A new victim of the Silent Hill mythology has been uncovered, and it is neither in the form of a new game or a new movie (thankfully, for the latter at least). A recent addition to The Campo Santo Quarterly Review, a journal curated by the ombudsman of the small yet star-studded game studio of former Telltale talent, details the riveting yet distressing tale of the “the real Silent Hill.” Written by Duncan Fyfe, the article “Survival Horror” focuses on the ruined town of Centralia, PA, the begrudging inspiration for the 2006 film Silent Hill.
Though the film was never shot there, nor was the classic videogame series ever even remotely involved with it, a tragic mine fire still damned Centralia, PA to live in the eternal shadows of both franchises. Centralia was abandoned following an underground mine fire that left enormous cracks in the earth which smoked perpetually, eventually awarding it a spot on many “Top 10 Scariest Places in America” internet lists.
While the underground coal fire that left residents exposed to lethal carbon monoxide poisoning and other hazards that forced them to abandon their homes, the fires should’ve never reached the town in the first place. But, caught in the dilapidated grips of the bureaucratic monster known as the Reagan administration, any attempts to salvage the town were under-funded and mismanaged. As Fyfe succintly sums it up: “the town of Centralia was simply not politically nor economically valuable enough to get a fire put out.” Which, to me, sounds more horrifying than any multi-dimensional purgatory.
But, on top of losing their town to inaction and bureaucratic inefficiencies, the former residents of Centralia were not even left alone to mourn the loss in peace. The director of the 2006 movie inspired by the games, Christophe Gans, cited the town as his main inspiration, causing many fans to incorrectly label it the “real Silent Hill.” In turn, the desecrated remains of this once peaceful town became the main attraction for tourists passing through. Aside from just taking fun snapshots of an entire town’s horrible tragedy, said tourists leave in their wake an entire wall known as “graffiti highway,” covered in cryptic messages and crude dick drawings.
The article captures the heart-breaking sentiments from the disenfranchised and forgotten members of the town from a Facebook dedicated to remembering Centralia for what it actually was.“I have to say I love Centralia, lived there all my life,” wrote one former resident. “Had to buy Silent Hill to see it. It was horrible and upset me terribly to know it was inspired by my home town. It was the only movie that I purchased and actually watched and took it outside and smashed. What a sad thing to associate with a place that brought so much joy to so many people.”
Tourists are so hated among ex-Centralia townsfolk that they’re blamed for everything from stealing flowers form the local cemetery for souvenirs to leaving behind dead deer carcasses from cult rituals. While some might think the town’s hatred is misplaced or unfactual, Fyfe defends their anger when he asks the reader to “imagine being told that someone made a film inspired by your nice town, and what you sit down to watch is the fucking Silent Hill movie.”

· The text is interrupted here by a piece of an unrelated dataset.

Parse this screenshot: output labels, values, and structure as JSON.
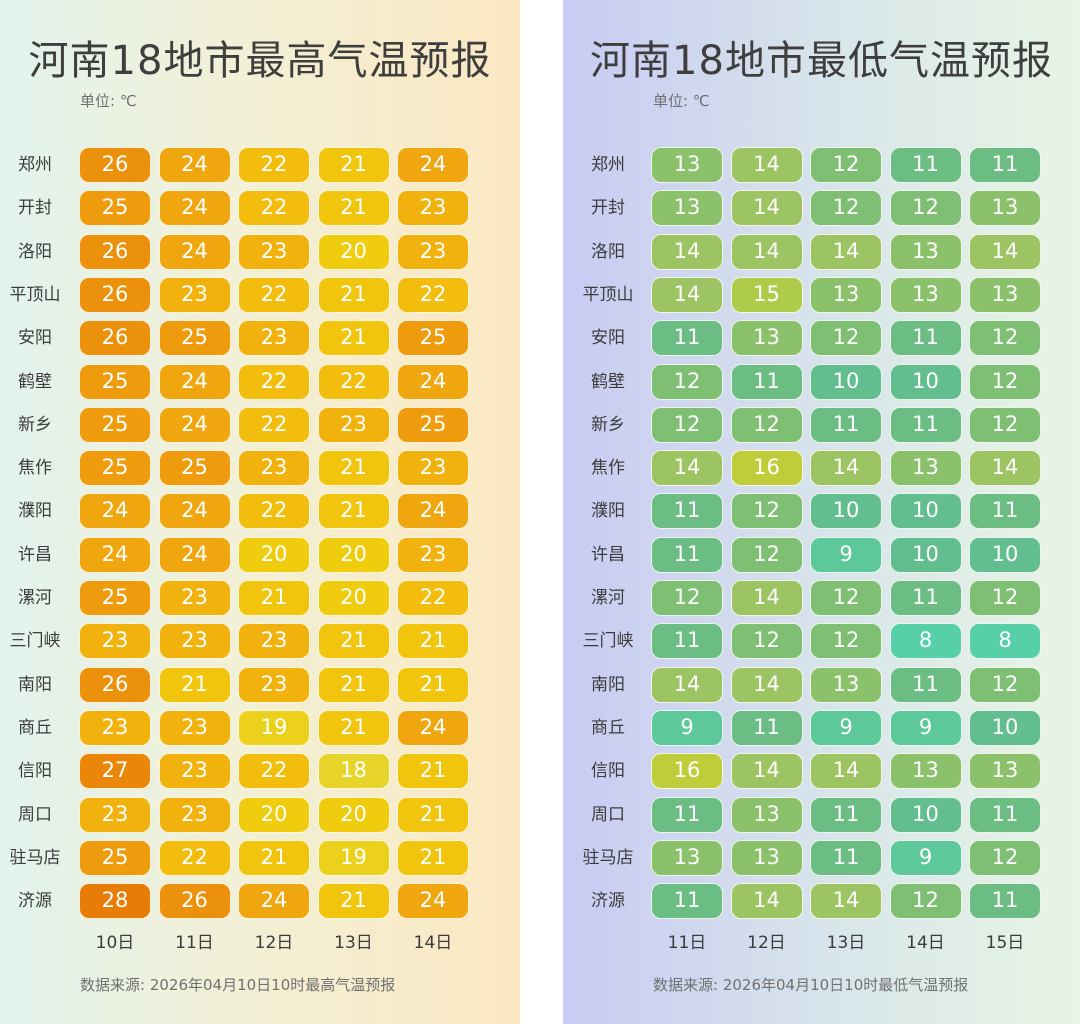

Not only have these townsfolk been displaced from their homes before seeing their tragedy transformed into the joy of a bunch of misinformed Silent Hill fans, but they can’t even claim any relation to the original Konami videogames beloved by so many. Instead, they’re left with a B-movie riding on the coattails of that horror franchise’s success. Meanwhile, Fyfe points out that, if you go by original intent of the Japanese games, “trying to pin down the longitude and latitude of Silent Hill is pointless. It’s not supposed to feel like a real place.” As is evident by the story of the real town only marginally touched by the demonic village’s tendrils, “’the real Silent Hill’ could be anywhere, anything: whatever form it has evolves in response to different tragedies. It is tragedy.”